The truth was, it wasn’t about Tommy at all. It never had been. The truth was it was about everyone except Tommy.
His family needed him, but only the real Tommy. The one who not only knew the right thing to do, but actually did it. Any other Tommy they could do without. They would get by without him. But if they had the Tommy they needed, they stood a chance together. And they would all be stronger, together, because of it.
Tommy had to remind himself that Elizabeth wasn’t a person, she was a poison. Tommy wasn’t going to kill a woman, he was going to rid his system of a toxin. It was the only way. Any other way, going to the police, or just hoping Elizabeth would disappear again, was just naive and hopeful thinking. She would destroy him, and God only knew what kinds of ways she would get to his family.
No, this wasn’t going to be murder.
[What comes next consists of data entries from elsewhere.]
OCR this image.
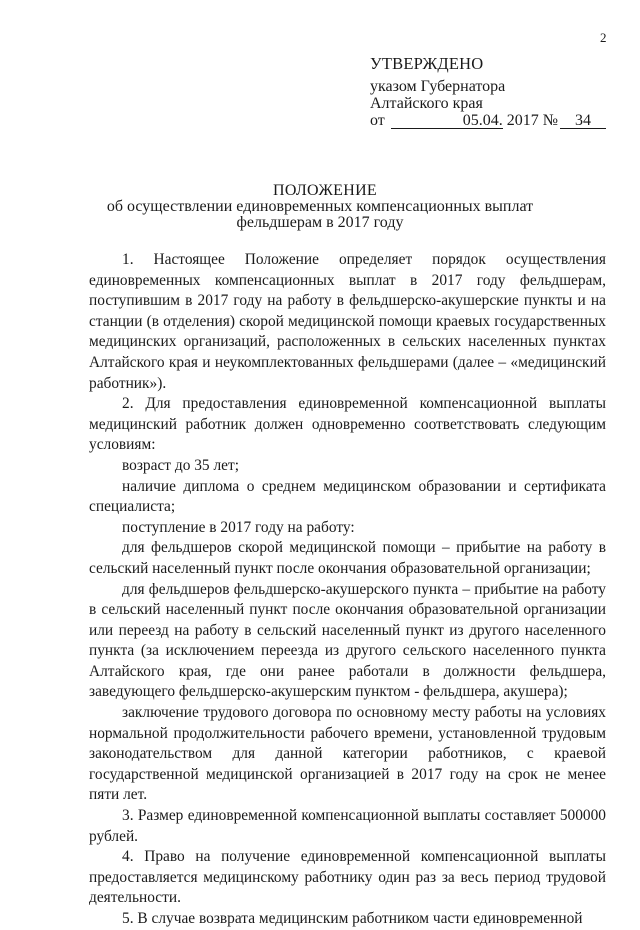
2
УТВЕРЖДЕНО
указом Губернатора
Алтайского края
от	05.04. 2017 № 34
ПОЛОЖЕНИЕ
об осуществлении единовременных компенсационных выплат
фельдшерам в 2017 году

1. Настоящее Положение определяет порядок осуществления единовременных компенсационных выплат в 2017 году фельдшерам, поступившим в 2017 году на работу в фельдшерско-акушерские пункты и на станции (в отделения) скорой медицинской помощи краевых государственных медицинских организаций, расположенных в сельских населенных пунктах Алтайского края и неукомплектованных фельдшерами (далее – «медицинский работник»).

2. Для предоставления единовременной компенсационной выплаты медицинский работник должен одновременно соответствовать следующим условиям:

возраст до 35 лет;

наличие диплома о среднем медицинском образовании и сертификата специалиста;

поступление в 2017 году на работу:

для фельдшеров скорой медицинской помощи – прибытие на работу в сельский населенный пункт после окончания образовательной организации;

для фельдшеров фельдшерско-акушерского пункта – прибытие на работу в сельский населенный пункт после окончания образовательной организации или переезд на работу в сельский населенный пункт из другого населенного пункта (за исключением переезда из другого сельского населенного пункта Алтайского края, где они ранее работали в должности фельдшера, заведующего фельдшерско-акушерским пунктом - фельдшера, акушера);

заключение трудового договора по основному месту работы на условиях нормальной продолжительности рабочего времени, установленной трудовым законодательством для данной категории работников, с краевой государственной медицинской организацией в 2017 году на срок не менее пяти лет.

3. Размер единовременной компенсационной выплаты составляет 500000 рублей.

4. Право на получение единовременной компенсационной выплаты предоставляется медицинскому работнику один раз за весь период трудовой деятельности.

5. В случае возврата медицинским работником части единовременной
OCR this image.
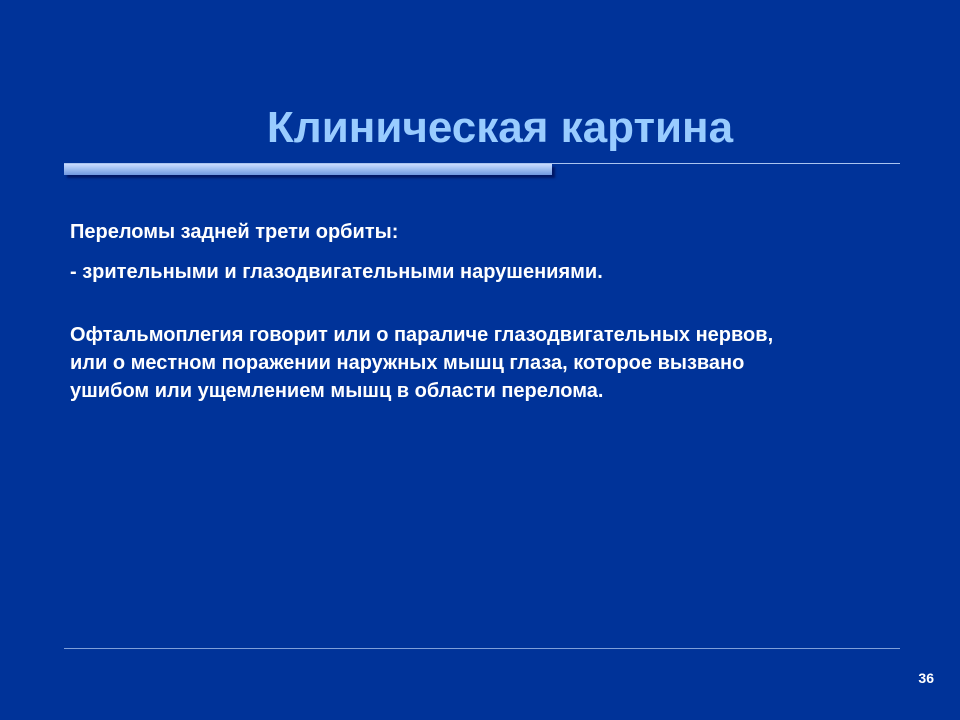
Клиническая картина

Переломы задней трети орбиты:

- зрительными и глазодвигательными нарушениями.

Офтальмоплегия говорит или о параличе глазодвигательных нервов,
или о местном поражении наружных мышц глаза, которое вызвано
ушибом или ущемлением мышц в области перелома.

36
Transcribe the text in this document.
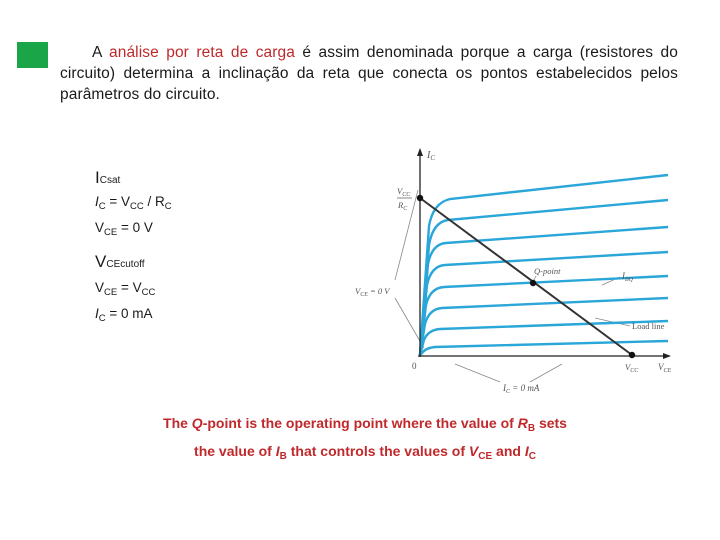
A análise por reta de carga é assim denominada porque a carga (resistores do circuito) determina a inclinação da reta que conecta os pontos estabelecidos pelos parâmetros do circuito.
ICsat
$I_C = V_{CC} / R_C$
$V_{CE} = 0$ V
VCEcutoff
$V_{CE} = V_{CC}$
$I_C = 0$ mA
$I_C$
$V_{CC}$
$R_C$
Q-point	$I_{BQ}$
$V_{CE} = 0$ V
Load line
0	$V_{CC}$ $V_{CE}$
$I_C = 0$ mA
The Q-point is the operating point where the value of $R_B$ sets
the value of $I_B$ that controls the values of $V_{CE}$ and $I_C$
This was war, and Tommy was going to kill an enemy combatant before it was he who was taken out. It was the only way.
‘That’s number forty for me,’ she said, nodding at the body on the ground. ‘Tied for second place.’
It took him a moment and then Tommy realized she meant her kill record. He thought back to the night in Charleston. Then she’d told him she had thirty-eight kills. The homeless man was thirty-nine. With the death of her father, Elizabeth was now tied for second place for the most prolific female serial killer in history.
Tommy was two large steps away from the towel on the ground, which still held the small canister of gas and the knife. The jump rope was firmly entrenched around Stykes’s neck, dug into his skin. The rock was a foot away from his lifeless head.